Dünya, emisyonların 2030’a kadar bir bütün olarak yarıya indirmeyi hedefliyor.
FIFA’nın da en azından 2030’a kadar emisyonlarını yarıya indirmesi gerektiğini savunuluyor.
Dünya Kupası’ndan kaynaklanan iki önemli çevresel etki alanı, ulaşım ve konaklama.
Hava yoluyla ulaşım inanılmaz derecede yoğun karbon salımı üretiyor. Her büyük uluslararası spor etkinliğinde aynı salım oluşuyor. Dahası yüzbinlerce taraftarı barındıracak ulaşım ağları ve oteller ile birlikte yeni stadyumlar inşa etmek, devasa enerji ve malzemenin karbon ayak izi var.
Yeni binalar, statların çevresel etkilerini azaltmak için yapılabilecekler var. Galatasaray’ın stadındaki örnek, güneş panelleri önemli bir karbon azaltıcı. Enerji tüketiminin tamamı yenilenebilir enerjiden gelmelidir” diyenler var. Ama aynı zamanda, örneğin stat ışıklandırmasındaki projektörler için LED’ler ve enerji açısından verimli cihazlar gibi düşük tüketimli cihazlar kullanarak süper verimli olmak gerekiyor.

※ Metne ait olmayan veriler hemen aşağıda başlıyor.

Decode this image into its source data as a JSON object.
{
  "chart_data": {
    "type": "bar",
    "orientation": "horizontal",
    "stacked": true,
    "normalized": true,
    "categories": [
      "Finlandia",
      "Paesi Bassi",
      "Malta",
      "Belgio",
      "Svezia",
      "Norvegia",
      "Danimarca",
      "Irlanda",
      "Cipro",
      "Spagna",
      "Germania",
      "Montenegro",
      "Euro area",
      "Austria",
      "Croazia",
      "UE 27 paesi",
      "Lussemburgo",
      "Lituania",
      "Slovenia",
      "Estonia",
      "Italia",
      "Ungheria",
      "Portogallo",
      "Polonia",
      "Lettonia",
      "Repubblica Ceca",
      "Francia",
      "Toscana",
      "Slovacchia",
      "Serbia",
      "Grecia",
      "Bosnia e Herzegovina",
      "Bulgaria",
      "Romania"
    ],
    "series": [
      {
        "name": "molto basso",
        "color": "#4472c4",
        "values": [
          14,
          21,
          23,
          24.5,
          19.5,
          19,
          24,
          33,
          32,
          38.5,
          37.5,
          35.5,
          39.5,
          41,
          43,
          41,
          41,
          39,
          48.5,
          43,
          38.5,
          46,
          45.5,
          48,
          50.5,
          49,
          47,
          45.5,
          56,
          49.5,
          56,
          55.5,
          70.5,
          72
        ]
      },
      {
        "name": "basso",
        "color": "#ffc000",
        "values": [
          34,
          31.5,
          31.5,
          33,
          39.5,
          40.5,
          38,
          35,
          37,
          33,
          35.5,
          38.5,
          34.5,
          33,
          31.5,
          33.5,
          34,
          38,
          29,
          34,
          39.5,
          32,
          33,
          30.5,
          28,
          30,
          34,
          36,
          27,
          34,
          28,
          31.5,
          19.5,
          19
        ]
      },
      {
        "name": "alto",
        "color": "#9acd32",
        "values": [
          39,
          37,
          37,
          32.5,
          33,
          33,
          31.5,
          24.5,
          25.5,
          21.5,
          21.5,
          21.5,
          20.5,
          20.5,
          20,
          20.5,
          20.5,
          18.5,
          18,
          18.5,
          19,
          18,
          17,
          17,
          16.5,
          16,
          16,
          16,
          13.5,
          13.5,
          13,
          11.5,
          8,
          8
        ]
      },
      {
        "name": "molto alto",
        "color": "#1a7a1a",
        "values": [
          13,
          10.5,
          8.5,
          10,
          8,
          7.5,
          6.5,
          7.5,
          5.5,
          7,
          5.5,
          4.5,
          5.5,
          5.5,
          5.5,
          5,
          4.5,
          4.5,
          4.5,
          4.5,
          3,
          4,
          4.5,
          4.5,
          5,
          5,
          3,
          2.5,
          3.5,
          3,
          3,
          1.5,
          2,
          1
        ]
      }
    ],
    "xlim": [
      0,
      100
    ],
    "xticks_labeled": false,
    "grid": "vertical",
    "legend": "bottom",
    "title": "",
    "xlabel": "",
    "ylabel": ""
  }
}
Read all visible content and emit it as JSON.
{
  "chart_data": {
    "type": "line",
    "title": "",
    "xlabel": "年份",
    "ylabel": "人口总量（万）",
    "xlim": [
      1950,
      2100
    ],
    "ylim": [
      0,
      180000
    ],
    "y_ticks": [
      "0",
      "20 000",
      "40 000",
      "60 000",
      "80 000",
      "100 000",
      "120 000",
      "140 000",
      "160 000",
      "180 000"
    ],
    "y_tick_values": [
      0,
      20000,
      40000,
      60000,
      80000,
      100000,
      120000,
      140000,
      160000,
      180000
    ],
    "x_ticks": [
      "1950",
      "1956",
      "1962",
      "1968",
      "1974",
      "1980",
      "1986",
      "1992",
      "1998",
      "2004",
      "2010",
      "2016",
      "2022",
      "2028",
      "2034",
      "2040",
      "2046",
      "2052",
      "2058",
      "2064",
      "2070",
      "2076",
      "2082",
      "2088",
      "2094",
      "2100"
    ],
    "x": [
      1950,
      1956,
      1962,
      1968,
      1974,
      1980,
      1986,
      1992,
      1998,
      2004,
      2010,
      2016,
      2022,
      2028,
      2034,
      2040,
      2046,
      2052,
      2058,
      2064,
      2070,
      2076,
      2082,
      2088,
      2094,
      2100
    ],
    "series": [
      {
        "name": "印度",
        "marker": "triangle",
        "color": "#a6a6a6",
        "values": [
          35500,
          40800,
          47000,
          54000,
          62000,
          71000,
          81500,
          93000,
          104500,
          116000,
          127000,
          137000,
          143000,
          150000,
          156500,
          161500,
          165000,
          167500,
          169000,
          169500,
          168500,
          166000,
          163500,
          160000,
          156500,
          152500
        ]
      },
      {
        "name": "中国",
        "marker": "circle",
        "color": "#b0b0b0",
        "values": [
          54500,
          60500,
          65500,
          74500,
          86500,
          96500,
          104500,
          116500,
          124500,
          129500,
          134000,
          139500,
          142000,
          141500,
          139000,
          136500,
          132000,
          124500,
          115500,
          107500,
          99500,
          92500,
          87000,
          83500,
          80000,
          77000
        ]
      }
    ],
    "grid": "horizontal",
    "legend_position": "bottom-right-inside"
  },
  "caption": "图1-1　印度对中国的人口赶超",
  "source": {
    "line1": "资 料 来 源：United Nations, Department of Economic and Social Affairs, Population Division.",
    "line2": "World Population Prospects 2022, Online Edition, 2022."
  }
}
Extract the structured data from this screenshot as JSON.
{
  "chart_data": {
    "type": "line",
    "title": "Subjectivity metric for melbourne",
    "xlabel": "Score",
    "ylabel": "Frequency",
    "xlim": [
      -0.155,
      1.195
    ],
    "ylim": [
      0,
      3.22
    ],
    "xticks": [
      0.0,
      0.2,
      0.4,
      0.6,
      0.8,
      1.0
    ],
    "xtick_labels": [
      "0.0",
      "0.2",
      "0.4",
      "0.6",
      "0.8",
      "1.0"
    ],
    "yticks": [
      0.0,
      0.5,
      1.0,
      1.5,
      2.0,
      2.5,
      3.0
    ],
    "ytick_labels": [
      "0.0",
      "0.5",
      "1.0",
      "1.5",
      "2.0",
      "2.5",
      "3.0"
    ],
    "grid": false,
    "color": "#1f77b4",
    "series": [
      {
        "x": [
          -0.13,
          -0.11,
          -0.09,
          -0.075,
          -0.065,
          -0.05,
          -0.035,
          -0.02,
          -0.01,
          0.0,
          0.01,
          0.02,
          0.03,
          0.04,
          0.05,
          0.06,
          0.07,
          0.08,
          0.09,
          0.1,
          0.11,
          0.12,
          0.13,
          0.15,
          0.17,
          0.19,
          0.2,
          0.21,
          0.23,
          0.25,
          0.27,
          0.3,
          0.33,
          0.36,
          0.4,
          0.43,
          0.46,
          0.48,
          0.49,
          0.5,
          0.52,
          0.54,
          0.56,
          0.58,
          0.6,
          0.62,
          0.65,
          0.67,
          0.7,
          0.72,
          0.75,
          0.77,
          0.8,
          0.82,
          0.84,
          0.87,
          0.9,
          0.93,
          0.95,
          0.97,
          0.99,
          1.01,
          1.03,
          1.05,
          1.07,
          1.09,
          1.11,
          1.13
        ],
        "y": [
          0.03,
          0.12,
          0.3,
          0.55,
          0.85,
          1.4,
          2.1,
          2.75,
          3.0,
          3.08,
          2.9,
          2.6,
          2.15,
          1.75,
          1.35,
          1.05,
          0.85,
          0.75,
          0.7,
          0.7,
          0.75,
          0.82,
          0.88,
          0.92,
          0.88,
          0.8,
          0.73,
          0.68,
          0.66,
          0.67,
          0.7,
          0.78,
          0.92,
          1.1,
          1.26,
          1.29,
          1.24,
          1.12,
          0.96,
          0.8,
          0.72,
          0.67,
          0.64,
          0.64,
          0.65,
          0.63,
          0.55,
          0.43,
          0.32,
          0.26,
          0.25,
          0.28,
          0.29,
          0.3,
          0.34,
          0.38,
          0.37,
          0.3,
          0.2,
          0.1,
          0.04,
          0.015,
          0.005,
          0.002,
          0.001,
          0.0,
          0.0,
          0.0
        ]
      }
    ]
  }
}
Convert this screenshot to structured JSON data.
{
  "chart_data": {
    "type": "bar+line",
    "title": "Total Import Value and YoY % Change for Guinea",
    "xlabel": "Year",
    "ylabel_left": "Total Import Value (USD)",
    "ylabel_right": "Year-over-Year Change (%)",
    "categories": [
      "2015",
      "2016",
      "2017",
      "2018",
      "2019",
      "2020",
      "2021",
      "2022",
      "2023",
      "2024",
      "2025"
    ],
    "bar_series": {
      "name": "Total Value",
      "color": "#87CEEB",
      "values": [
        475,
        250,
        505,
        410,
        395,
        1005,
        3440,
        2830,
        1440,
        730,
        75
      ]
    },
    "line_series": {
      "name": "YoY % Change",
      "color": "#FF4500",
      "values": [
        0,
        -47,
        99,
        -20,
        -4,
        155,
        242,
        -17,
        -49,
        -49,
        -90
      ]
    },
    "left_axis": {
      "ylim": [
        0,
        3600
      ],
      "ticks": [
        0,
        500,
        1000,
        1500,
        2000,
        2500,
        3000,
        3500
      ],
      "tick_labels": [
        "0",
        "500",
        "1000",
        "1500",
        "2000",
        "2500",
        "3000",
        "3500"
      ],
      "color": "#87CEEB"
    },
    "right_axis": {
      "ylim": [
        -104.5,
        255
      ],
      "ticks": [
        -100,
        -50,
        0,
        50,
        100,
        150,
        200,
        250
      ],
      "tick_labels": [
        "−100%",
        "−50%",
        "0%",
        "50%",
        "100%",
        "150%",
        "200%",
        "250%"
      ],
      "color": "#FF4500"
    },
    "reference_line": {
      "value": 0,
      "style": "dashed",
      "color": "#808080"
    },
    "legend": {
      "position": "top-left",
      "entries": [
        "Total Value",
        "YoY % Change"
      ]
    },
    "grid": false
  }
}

Elektrikli otobüsler, elektrikli arabalar, kişisel hareket kabiliyetine sahip scooter’lar veya sadece yürümeye öncelik verilmesi, emisyonların düşürülmesine yardımcı olabilir.
İngiliz Sürdürülebilir Spor Derneği başkanı Russell Seymour, statlarda karbon azaltmanın birinci yolu, onları inşa etmemek diyor. Finallerde yer alan takım sayısını azaltmayı öneriyor.
Sport Positive zirvesinin kurucusu Claire Poole, maçların mevcut stadyumlar ve enerji tasarruflu altyapının yanı sıra ulaşım yollarıyla iyi bağlantılara sahip yerlerde de yapılabileceğini söylüyor.
————-
Çok stat değil hiç stat!
FIFA’nın Dünya Kupası için kalıcı bir sahası olabileceği bile öneriliyor.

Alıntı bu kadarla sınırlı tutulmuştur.